630 The Grievance and Arbitration process

Every Collective Agreement usually contains a grievance and arbitration procedure, though there are many variations in the actual process set out in each.

The purpose of the procedure is to resolve disputes between employees and the union on the one side, and the employer on the other, in regards to matters covered by the Collective Agreement.

Essentially, the grievance process is the first process and arbitration is only pursued if the dispute is not resolved during the grievance process.

Grievance procedures usually have two or three 'steps', or stages, involving progressively higher levels of management and union representation.
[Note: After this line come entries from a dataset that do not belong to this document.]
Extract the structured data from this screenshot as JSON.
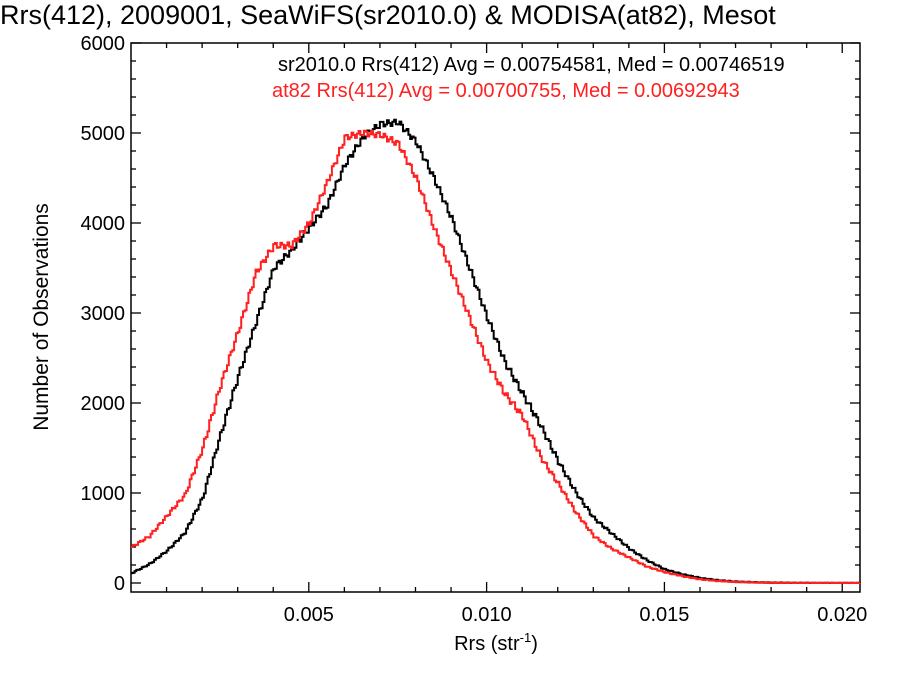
{
  "chart_data": {
    "type": "line",
    "title": "Rrs(412), 2009001, SeaWiFS(sr2010.0) & MODISA(at82), Mesot",
    "xlabel": "Rrs (str",
    "xlabel_sup": "-1",
    "xlabel_end": ")",
    "ylabel": "Number of Observations",
    "xlim": [
      0.0,
      0.0205
    ],
    "ylim": [
      -100,
      6000
    ],
    "xticks": [
      0.005,
      0.01,
      0.015,
      0.02
    ],
    "xtick_labels": [
      "0.005",
      "0.010",
      "0.015",
      "0.020"
    ],
    "yticks": [
      0,
      1000,
      2000,
      3000,
      4000,
      5000,
      6000
    ],
    "ytick_labels": [
      "0",
      "1000",
      "2000",
      "3000",
      "4000",
      "5000",
      "6000"
    ],
    "grid": false,
    "legend_position": "top-right",
    "colors": {
      "sr2010": "#000000",
      "at82": "#ff2020",
      "axes": "#000000"
    },
    "series": [
      {
        "key": "sr2010",
        "legend": "sr2010.0 Rrs(412) Avg = 0.00754581, Med = 0.00746519",
        "color": "#000000",
        "x": [
          0.0,
          0.0005,
          0.001,
          0.0015,
          0.002,
          0.0025,
          0.003,
          0.0035,
          0.004,
          0.0045,
          0.005,
          0.0055,
          0.006,
          0.0065,
          0.007,
          0.0075,
          0.008,
          0.0085,
          0.009,
          0.0095,
          0.01,
          0.0105,
          0.011,
          0.0115,
          0.012,
          0.0125,
          0.013,
          0.0135,
          0.014,
          0.0145,
          0.015,
          0.0155,
          0.016,
          0.0165,
          0.017,
          0.0175,
          0.018,
          0.0185,
          0.019,
          0.0195,
          0.02,
          0.0205
        ],
        "y": [
          110,
          210,
          360,
          560,
          950,
          1650,
          2300,
          2900,
          3500,
          3700,
          3950,
          4200,
          4650,
          4950,
          5100,
          5120,
          4900,
          4500,
          4050,
          3500,
          2950,
          2450,
          2100,
          1750,
          1350,
          1000,
          720,
          550,
          380,
          250,
          150,
          95,
          55,
          30,
          15,
          8,
          4,
          2,
          1,
          0,
          0,
          0
        ]
      },
      {
        "key": "at82",
        "legend": "at82 Rrs(412) Avg = 0.00700755, Med = 0.00692943",
        "color": "#ff2020",
        "x": [
          0.0,
          0.0005,
          0.001,
          0.0015,
          0.002,
          0.0025,
          0.003,
          0.0035,
          0.004,
          0.0045,
          0.005,
          0.0055,
          0.006,
          0.0065,
          0.007,
          0.0075,
          0.008,
          0.0085,
          0.009,
          0.0095,
          0.01,
          0.0105,
          0.011,
          0.0115,
          0.012,
          0.0125,
          0.013,
          0.0135,
          0.014,
          0.0145,
          0.015,
          0.0155,
          0.016,
          0.0165,
          0.017,
          0.0175,
          0.018,
          0.0185,
          0.019,
          0.0195,
          0.02,
          0.0205
        ],
        "y": [
          400,
          520,
          750,
          980,
          1500,
          2200,
          2800,
          3450,
          3750,
          3750,
          4000,
          4450,
          4950,
          5000,
          4980,
          4880,
          4500,
          3950,
          3450,
          2950,
          2450,
          2100,
          1850,
          1400,
          1100,
          780,
          520,
          380,
          280,
          180,
          120,
          75,
          40,
          22,
          12,
          6,
          3,
          1,
          0,
          0,
          0,
          0
        ]
      }
    ]
  }
}
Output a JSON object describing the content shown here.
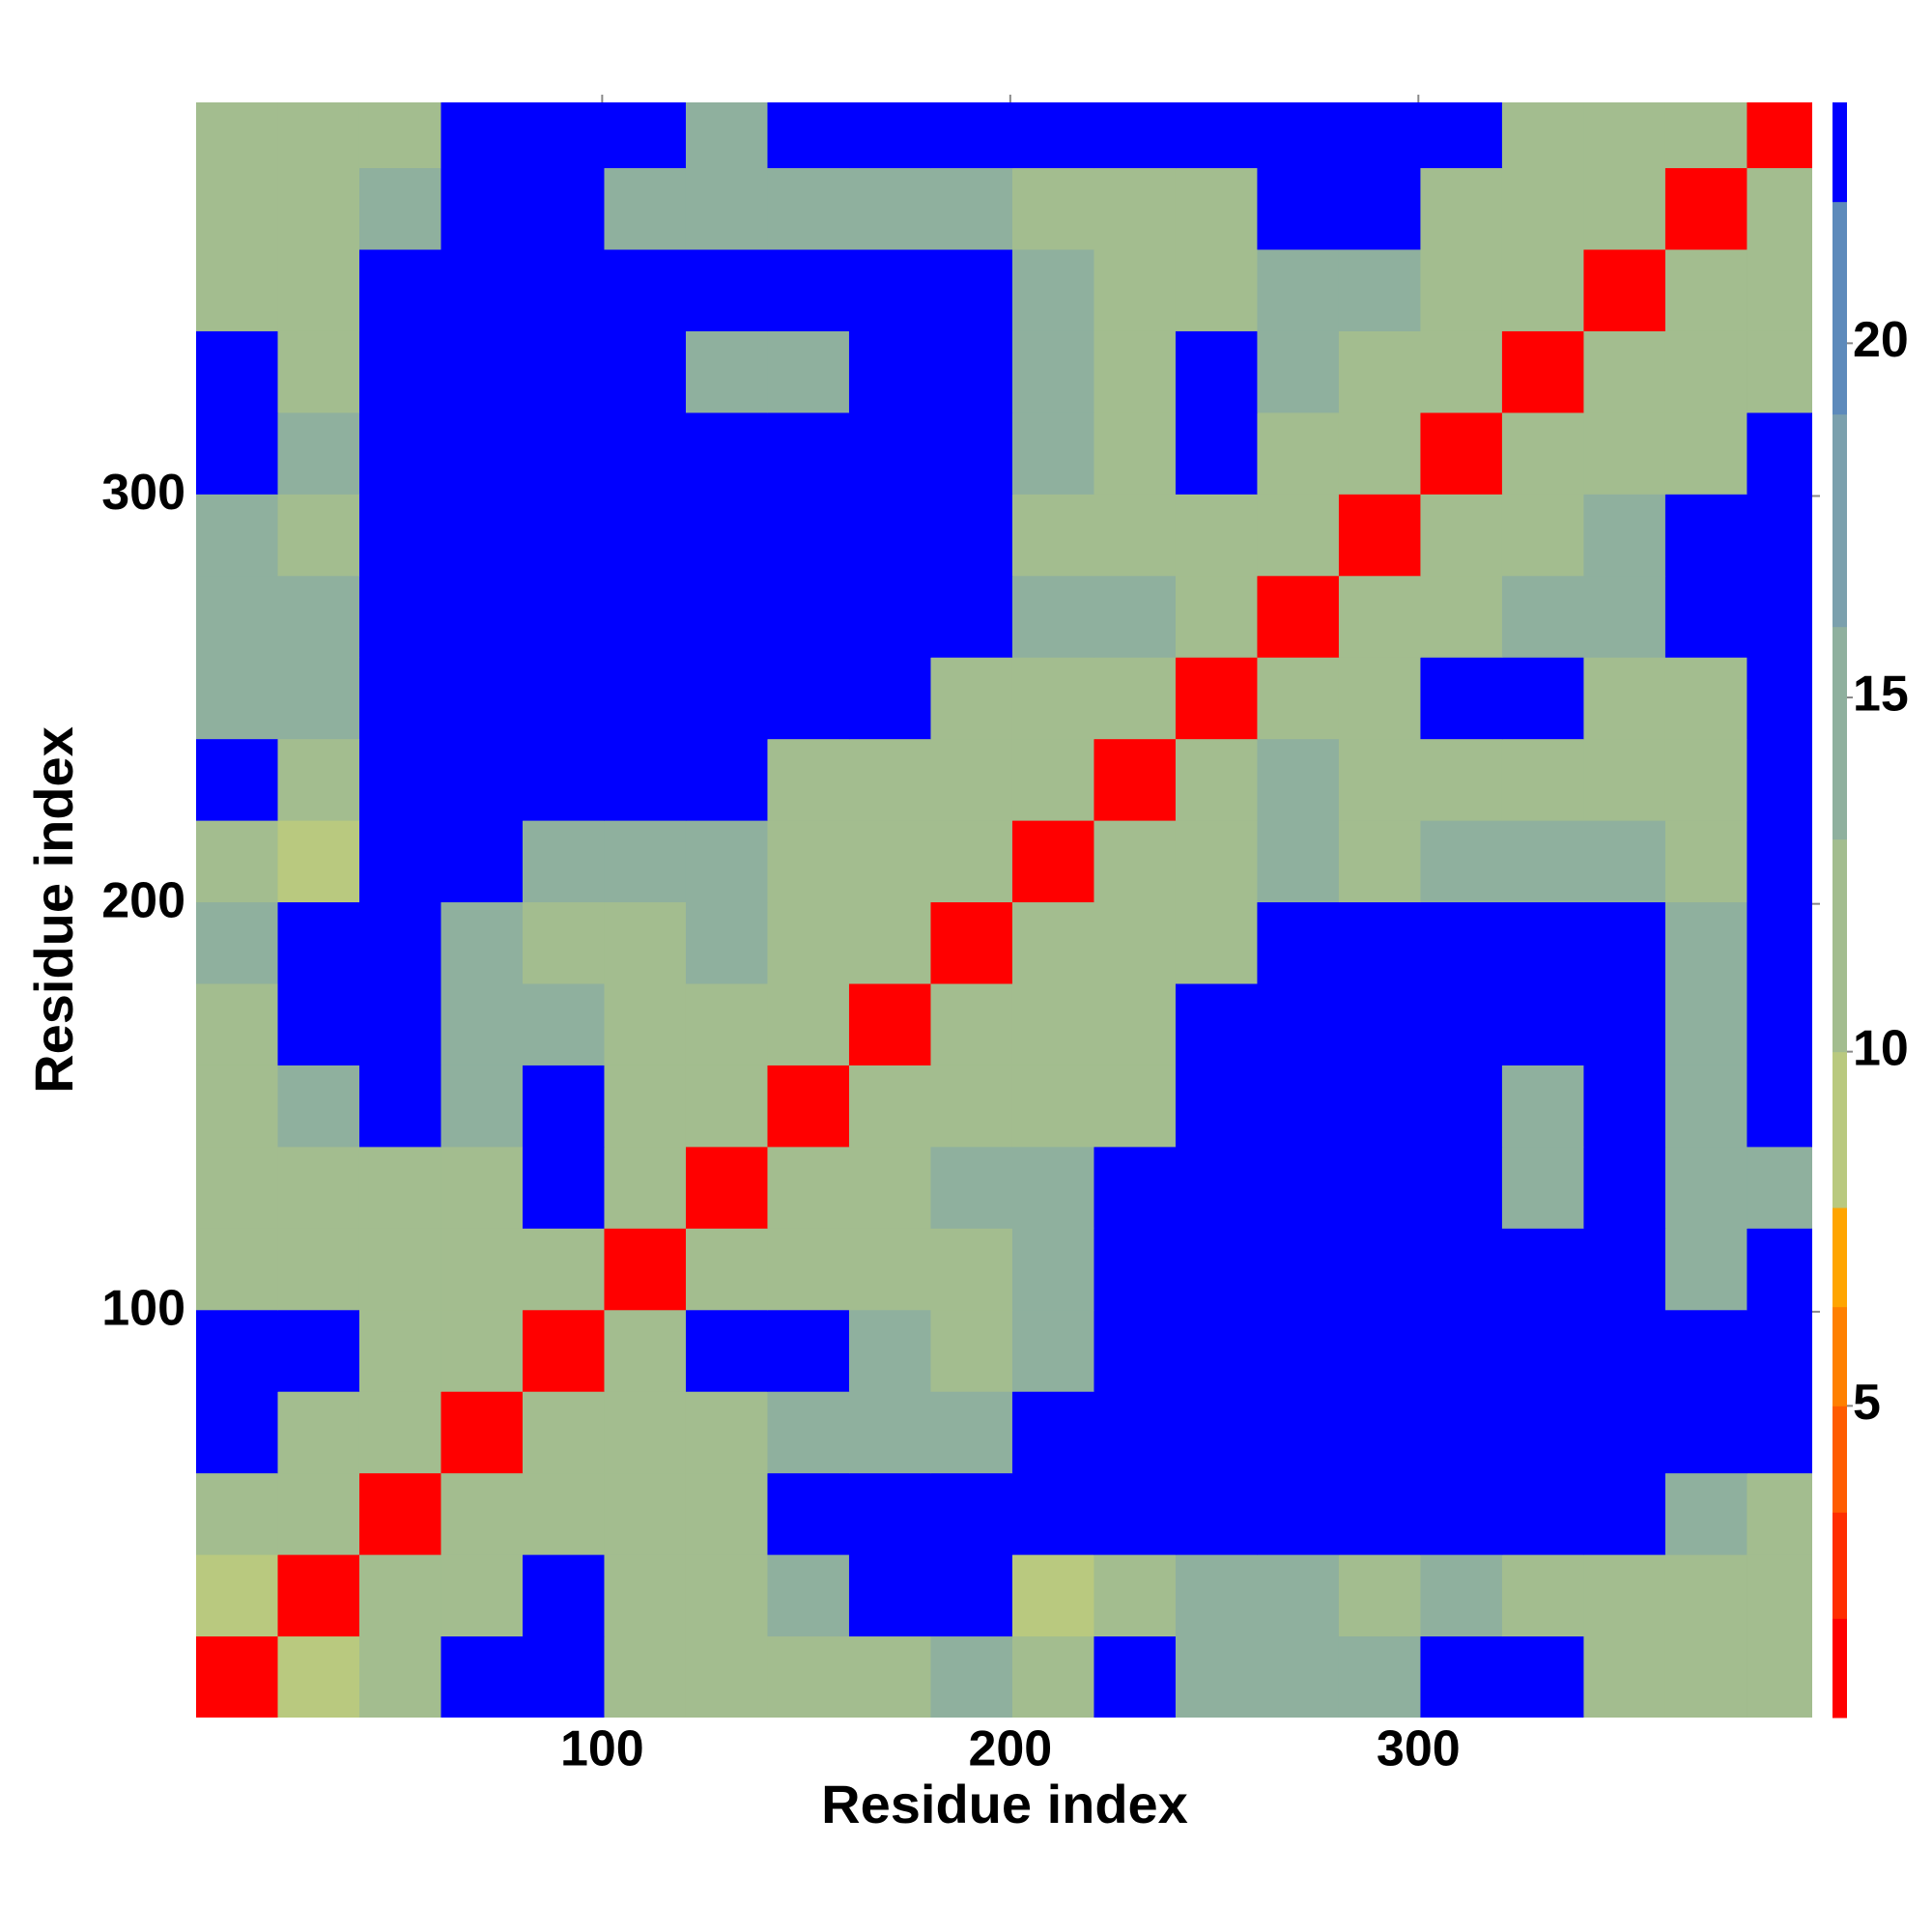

Also, the grievance and arbitration clause has time limits for proceeding to each subsequent stage.


  • Types of Disputes

    The most common dispute is whether a discipline or discharge was proper. Examples of other disputes that can be resolved using the grievance and arbitration procedure include a claim by an employee that the wage rate set out in the agreement has not be paid, that an overtime assignment was wrongly made, or that a safety shoe allowance has not been paid.

    Employees are usually required to first discuss most complaints with their supervisor. If the supervisor can not resolve the problem, then the dispute will proceed to higher levels of the grievance process in the search for a resolution.


  • Steps from grievance to arbitration

    The right to go to higher levels in the grievance procedure and ultimately to arbitration is almost always the right of the trade union, not the employee. The union may therefore decide for many reasons not to pursue the employee's complaint.

    In situations that impact many employees, unions usually have the right to submit a group complaint, often called a policy grievance. In a policy grievance no particular employee involved in filing the grievance is named.

    If the matter is not resolved at some level of the grievance process, the union may take the matter to arbitration. Arbitration is a type of informal court. The arbitrator is the judge, but unlike the courts, this judge is paid for by both the union and the employer in equal amounts, regardless of who wins the case. The arbitrator can be selected by agreement or, if either the union or employer asks, by the Ministry of Labour.

    Three person Boards of Arbitration were once popularly used. They consisted of the neutral arbitrator, an arbitrator appointed by the union and an arbitrator appointed by the employer. Not surprisingly, most decisions were 2 to 1. Today the use of a single arbitrator rather than a Board is common.

    At an arbitration hearing, both sides present their case. Facts must either be agreed to or proved by witnesses and other evidence such as documents. Following the hearing, which can take many days in complex situations, the Arbitrator will usually take some time to consider the problem and then issue a written decision. The arbitrator's decision is legally binding and final.